The pandemic has put a lot of strain on the housing market. Home purchase prices are more expensive than ever, and most markets now have a shortage of inventory that makes it tough to find a single or multifamily home at any price.
To identify what is helping to drive demand for multifamily housing by investors and determine how this trend affects renters relying on these units for housing, EquityMultiple compiled a list of five ways investing trends have affected multifamily real estate.
Investors aren’t just focused on individual units, either. Multifamily properties—which are properties that include more than one housing unit, whether a duplex, a townhome complex, or an apartment building.
These have become a hot commodity for investors during the pandemic—and for good reason. Properties tend to be low risk and high reward for the right investors and offer the ability to profit off of multiple units with one property purchase.
The multifamily rental market took a hit early in the pandemic, but it has since recovered and is now thriving in most metros. As of mid-2021, rent growth was up 2.5% year-over-year and was back to pre-pandemic levels—and it has only continued the upward momentum since.

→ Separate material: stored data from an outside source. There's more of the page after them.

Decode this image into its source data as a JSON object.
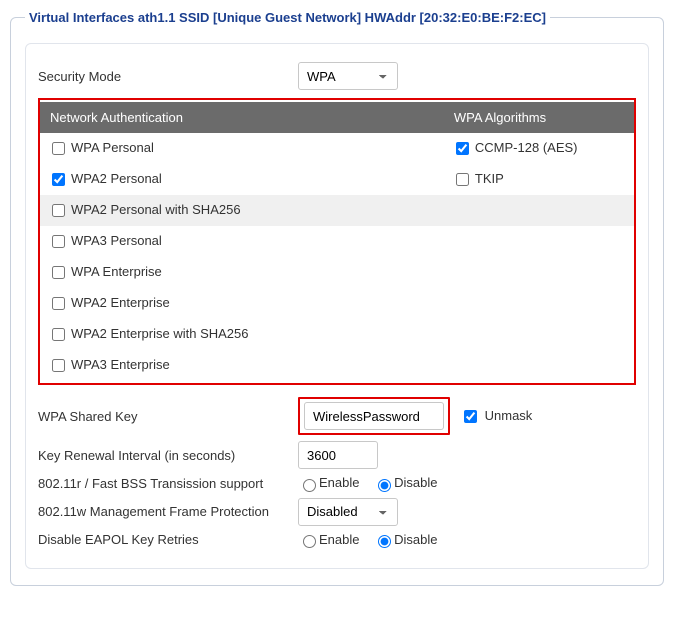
{
  "legend": "Virtual Interfaces ath1.1 SSID [Unique Guest Network] HWAddr [20:32:E0:BE:F2:EC]",
  "securityMode": {
    "label": "Security Mode",
    "value": "WPA"
  },
  "authTable": {
    "headers": {
      "left": "Network Authentication",
      "right": "WPA Algorithms"
    },
    "left": [
      {
        "label": "WPA Personal",
        "checked": false
      },
      {
        "label": "WPA2 Personal",
        "checked": true
      },
      {
        "label": "WPA2 Personal with SHA256",
        "checked": false
      },
      {
        "label": "WPA3 Personal",
        "checked": false
      },
      {
        "label": "WPA Enterprise",
        "checked": false
      },
      {
        "label": "WPA2 Enterprise",
        "checked": false
      },
      {
        "label": "WPA2 Enterprise with SHA256",
        "checked": false
      },
      {
        "label": "WPA3 Enterprise",
        "checked": false
      }
    ],
    "right": [
      {
        "label": "CCMP-128 (AES)",
        "checked": true
      },
      {
        "label": "TKIP",
        "checked": false
      }
    ]
  },
  "wpaKey": {
    "label": "WPA Shared Key",
    "value": "WirelessPassword",
    "unmaskLabel": "Unmask",
    "unmaskChecked": true
  },
  "keyRenewal": {
    "label": "Key Renewal Interval (in seconds)",
    "value": "3600"
  },
  "fastBss": {
    "label": "802.11r / Fast BSS Transission support",
    "enable": "Enable",
    "disable": "Disable",
    "value": "disable"
  },
  "mfp": {
    "label": "802.11w Management Frame Protection",
    "value": "Disabled"
  },
  "eapol": {
    "label": "Disable EAPOL Key Retries",
    "enable": "Enable",
    "disable": "Disable",
    "value": "disable"
  }
}
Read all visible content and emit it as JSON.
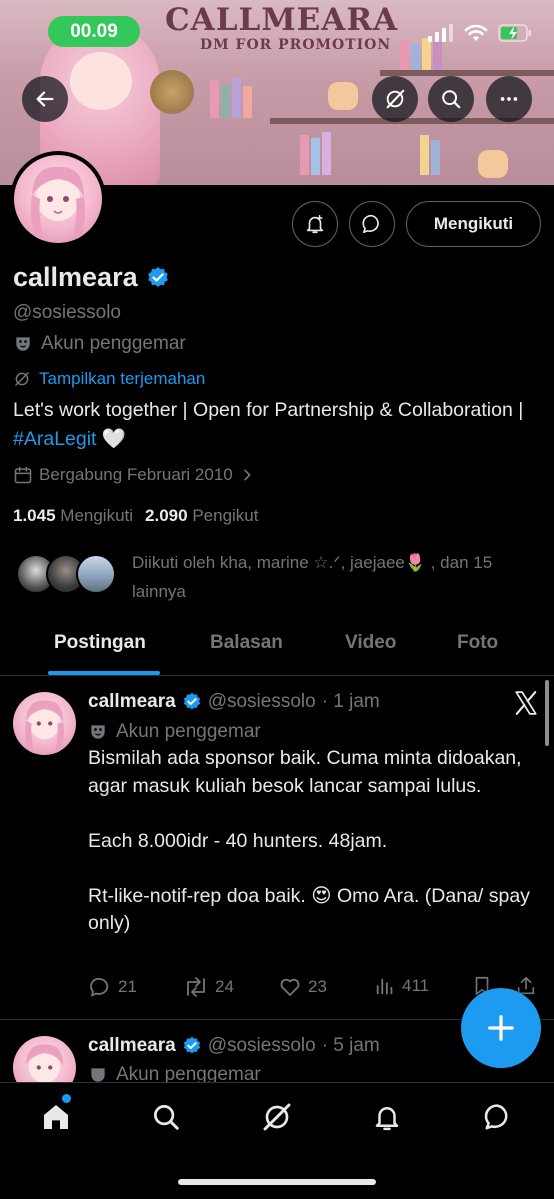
{
  "status_bar": {
    "time": "00.09"
  },
  "banner": {
    "title": "CALLMEARA",
    "subtitle": "DM FOR PROMOTION"
  },
  "header": {
    "follow_button": "Mengikuti"
  },
  "profile": {
    "name": "callmeara",
    "handle": "@sosiessolo",
    "fan_label": "Akun penggemar",
    "translate_label": "Tampilkan terjemahan",
    "bio_prefix": "Let's work together | Open for Partnership & Collaboration | ",
    "bio_hashtag": "#AraLegit",
    "bio_suffix": " 🤍",
    "joined": "Bergabung Februari 2010",
    "following_count": "1.045",
    "following_label": "Mengikuti",
    "followers_count": "2.090",
    "followers_label": "Pengikut",
    "followed_by": "Diikuti oleh kha, marine ☆.ᐟ, jaejaee🌷 , dan 15 lainnya"
  },
  "tabs": [
    {
      "label": "Postingan",
      "active": true
    },
    {
      "label": "Balasan",
      "active": false
    },
    {
      "label": "Video",
      "active": false
    },
    {
      "label": "Foto",
      "active": false
    }
  ],
  "posts": [
    {
      "name": "callmeara",
      "handle": "@sosiessolo",
      "time": "· 1 jam",
      "fan_label": "Akun penggemar",
      "text": "Bismilah ada sponsor baik. Cuma minta didoakan, agar masuk kuliah besok lancar sampai lulus.\n\nEach 8.000idr - 40 hunters. 48jam.\n\nRt-like-notif-rep doa baik. 😍 Omo Ara. (Dana/ spay only)",
      "replies": "21",
      "reposts": "24",
      "likes": "23",
      "views": "411"
    },
    {
      "name": "callmeara",
      "handle": "@sosiessolo",
      "time": "· 5 jam",
      "fan_label": "Akun penggemar"
    }
  ],
  "colors": {
    "accent": "#1d9bf0",
    "muted": "#71767b",
    "background": "#000000",
    "status_green": "#34c759"
  }
}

1) Recent Rental Growth Has Been Explosive for Multifamily Properties
The demand for multifamily housing is extremely high right now and likely to stay that way for the time being. November housing data from the census shows national vacancy rates in the third quarter of 2021 were 5.8% for rental housing—an extremely low rate.
2) The Demand for Multifamily Units is Strong and is Likely to Continue
There was a swift decline in multifamily leasing activity at the start of the pandemic, but that downward trend is no longer an issue. New leases have been on the upswing since February of 2021, and there is also an interesting trend of current renters renewing their existing leases.